Ce sont les mots d’Antonio Guterres, le secrétaire général de l’ONU. Ces mots sont répétés depuis de nombreuses années, mais souvent n’ont aucun impact. Alors qu’aujourd’hui la Somalie a été déclarée en état de famine, et le Yémen en état de pré-famine (bien plus qu’alarmant en soi), la question de l’intervention internationale se pose de plus en plus. Où sont les états puissants, qui affichent leur richesse et leurs avancées techniques lors de tirs grandioses de missiles ? Participent-ils à l’éradication de ce fléau dévastateur qu’est la famine ? Un constat est à faire : peu d’entre eux s’en soucient. Bien sûr, nous entendrons toujours les appels à donner aux ONG, et les « il faut faire quelque chose pour eux ». Mais dès qu’il s’agit d’agir, c’est une toute autre histoire.

En début d’année, Guterres a appelé la communauté internationale à donner 4.4 milliards de dollars avant le mois de juillet, afin de résorber la crise alimentaire et la famine dans certains états africains. La date butoir de juillet a été donnée pour éviter qu’une crise bien plus grave n’apparaisse. A ce jour, seulement 20 % de ce montant a été donné à l’ONU. Bien que les ONG et l’UNICEF soient devenus plus performants en termes de réponse à ce type de crises, cela ne suffit pas. L’aide de la communauté internationale, quasiment inexistante, est à déplorer.

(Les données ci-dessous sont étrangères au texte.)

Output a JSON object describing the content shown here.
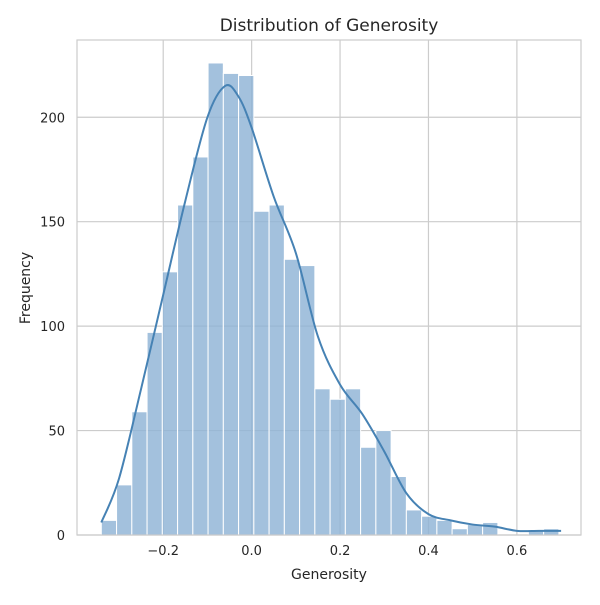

Pour certains, l’absence de mobilisation de la communauté internationale est due à son accoutumance aux famines. Les crises alimentaires à répétition en Afrique auraient en effet vacciné les états plus privilégiés à agir à chaque fois pour aider. Sans aucune volonté politique de résoudre les conflits et donc les crises, la situation ne s’améliorera pas. Aujourd’hui, face à la multiplication des crises  de toutes sortes dans le monde (alimentaires, politiques, économiques…) comme en Syrie ou au Yémen et en Somalie, les pays d’habitude donateurs ne savent plus où donner de la tête. A qui donner ? Qui aider ? Les réfugiés, bombardés par leur propre gouvernement, ou bien ceux qui meurent de faim ? La question se pose. Devrait-elle se poser légitimement, toutefois ? Est-ce bien correct d’ignorer une crise au profit d’une autre ?

Ce qui est sûr aujourd’hui, c’est que si les pays occidentaux attendent qu’il pleuve en Afrique pour améliorer la situation, nous allons regarder ces populations mourir très lentement. Il nous reste simplement à espérer que nos gouvernements ne se réveilleront pas trop tard, comme lors du génocide au Rwanda en 1994, quand personne n’avait bougé le petit doigt pour arrêter le massacre des populations, et que tout le monde avait déploré ce manque d’action alors qu’il n’y avait plus rien à faire. Alors, il est temps de se réveiller, et d’aider ces populations en détresse.